Marking traverses the object graph from roots, setting the mark bit in each object’s header. Sweeping then walks the allocator’s free lists and recycles unmarked objects. Emacs allocates cons cells, strings, and vectors from separate pools to reduce fragmentation and improve cache locality during sweeps.
The GC is stop-the-world, which can cause noticeable pauses in large Emacs sessions. This has been a known limitation for decades. Proposals for incremental and generational collection have circulated in the Emacs development community for years. The elisp-manual section on garbage collection exposes gc-cons-threshold and related variables that give users some control over when collection fires.

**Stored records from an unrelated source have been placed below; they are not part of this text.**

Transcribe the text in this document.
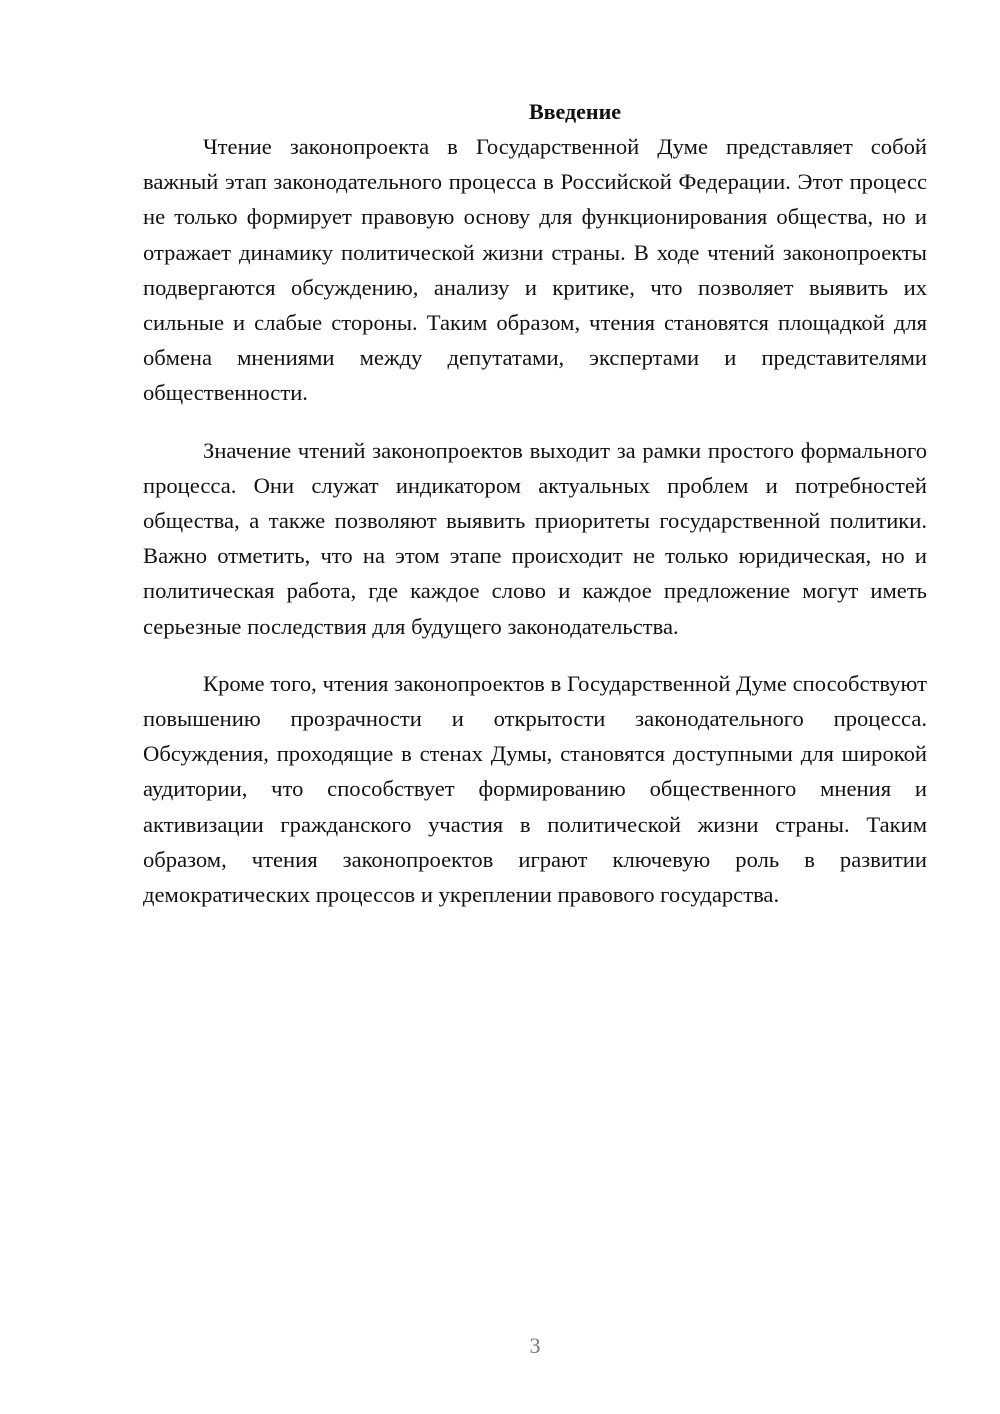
Введение

Чтение законопроекта в Государственной Думе представляет собой важный этап законодательного процесса в Российской Федерации. Этот процесс не только формирует правовую основу для функционирования общества, но и отражает динамику политической жизни страны. В ходе чтений законопроекты подвергаются обсуждению, анализу и критике, что позволяет выявить их сильные и слабые стороны. Таким образом, чтения становятся площадкой для обмена мнениями между депутатами, экспертами и представителями общественности.

Значение чтений законопроектов выходит за рамки простого формального процесса. Они служат индикатором актуальных проблем и потребностей общества, а также позволяют выявить приоритеты государственной политики. Важно отметить, что на этом этапе происходит не только юридическая, но и политическая работа, где каждое слово и каждое предложение могут иметь серьезные последствия для будущего законодательства.

Кроме того, чтения законопроектов в Государственной Думе способствуют повышению прозрачности и открытости законодательного процесса. Обсуждения, проходящие в стенах Думы, становятся доступными для широкой аудитории, что способствует формированию общественного мнения и активизации гражданского участия в политической жизни страны. Таким образом, чтения законопроектов играют ключевую роль в развитии демократических процессов и укреплении правового государства.

3
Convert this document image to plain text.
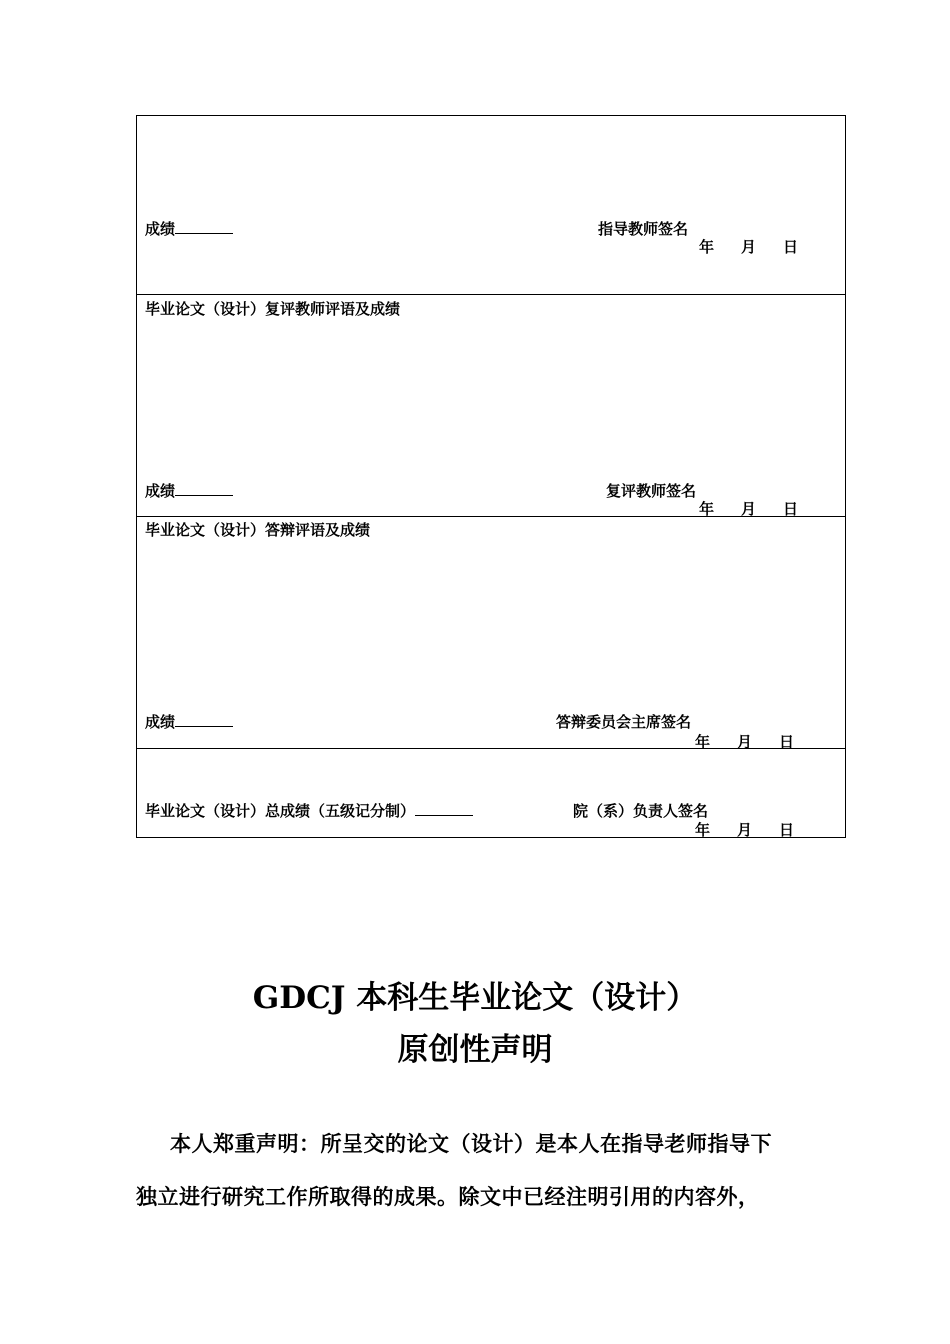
成绩	指导教师签名
年 月 日
毕业论文（设计）复评教师评语及成绩
成绩	复评教师签名
年 月 日
毕业论文（设计）答辩评语及成绩
成绩	答辩委员会主席签名
年 月 日
毕业论文（设计）总成绩（五级记分制）	院（系）负责人签名
年 月 日
GDCJ 本科生毕业论文（设计）
原创性声明
本人郑重声明：所呈交的论文（设计）是本人在指导老师指导下
独立进行研究工作所取得的成果。除文中已经注明引用的内容外，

Native Compilation: The Runtime Grows Up
A significant architectural addition landed in Emacs 28: native compilation of Emacs Lisp via libgccjit. The native-comp feature, developed primarily by Andrea Corallo, compiles .elc bytecode files to native machine code. The compiled output, .eln files, are loaded as shared libraries.
The compilation pipeline goes through an intermediate representation called LIMPLE (Lisp Intermediate Language), which models Emacs Lisp’s semantics closely enough to handle dynamic binding, closures, and the full Lisp_Object type system. The generated native code still operates on Lisp_Object values and calls into C runtime functions for operations that cannot be fully inlined, but eliminates bytecode dispatch overhead for tight loops.
Native compilation does not change the fundamental character of the runtime. The GC still manages all heap objects. The C primitive layer is still the substrate. What changes is the cost of executing Lisp: benchmarks on compute-heavy Emacs Lisp code show speedups in the 2x to 40x range depending on the operation, with the largest gains in numeric-heavy and list-processing code.
The Neovim Comparison
Neovim took a different path when it embedded Lua via LuaJIT as its primary extension language. Lua is a purpose-built extension language with a clean C API, a fast JIT compiler, and a small implementation surface. The tradeoff is that Lua is not Neovim’s substrate the way Lisp is Emacs’s substrate. Neovim’s core editor logic lives in C; Lua plugs into event callbacks and APIs.
This means Neovim plugins operate through a defined interface layer, while Emacs Lisp programs can reach into and redefine essentially any behavior by replacing function bindings in the global obarray. You can replace car in Emacs Lisp if you want to. The openness cuts both ways: it makes comprehensive extension possible and makes it easy to shoot yourself in the foot at runtime.
VS Code’s extension model via the Extension API over V8 is further still from the Emacs model. Extensions run in isolated processes and communicate with the editor over a message protocol. The runtime boundary is explicit and enforced. The tradeoff is safety and performance isolation at the cost of the seamless mutability that makes Emacs programming feel like live surgery on a running system.
What the Architecture Means in Practice
Understanding Emacs as a Lisp runtime changes how you read its behavior. When you call M-x and pick a command, you are invoking a Lisp function that was likely defined in one of the .el files loaded during startup, possibly with overrides contributed by one of your installed packages, possibly byte-compiled or natively compiled. The key binding dispatch, the minibuffer, the display engine’s redisplay loop, the undo system: all of these are Lisp programs that the C runtime is executing.
The C-h f (describe-function) command demonstrates this concretely. For almost any interactive command, it will show you the Lisp source, often with a link to the exact .el file. For C primitives, it shows the C source location. The line between the two is navigable and inspectable at runtime.
This transparency is what Stallman was designing for when he chose Lisp in the first place. The goal was not to bolt customization onto an editor. The goal was to ship a Lisp machine that happened to come with a text editor already written for it. Forty years later, that bet is still paying out.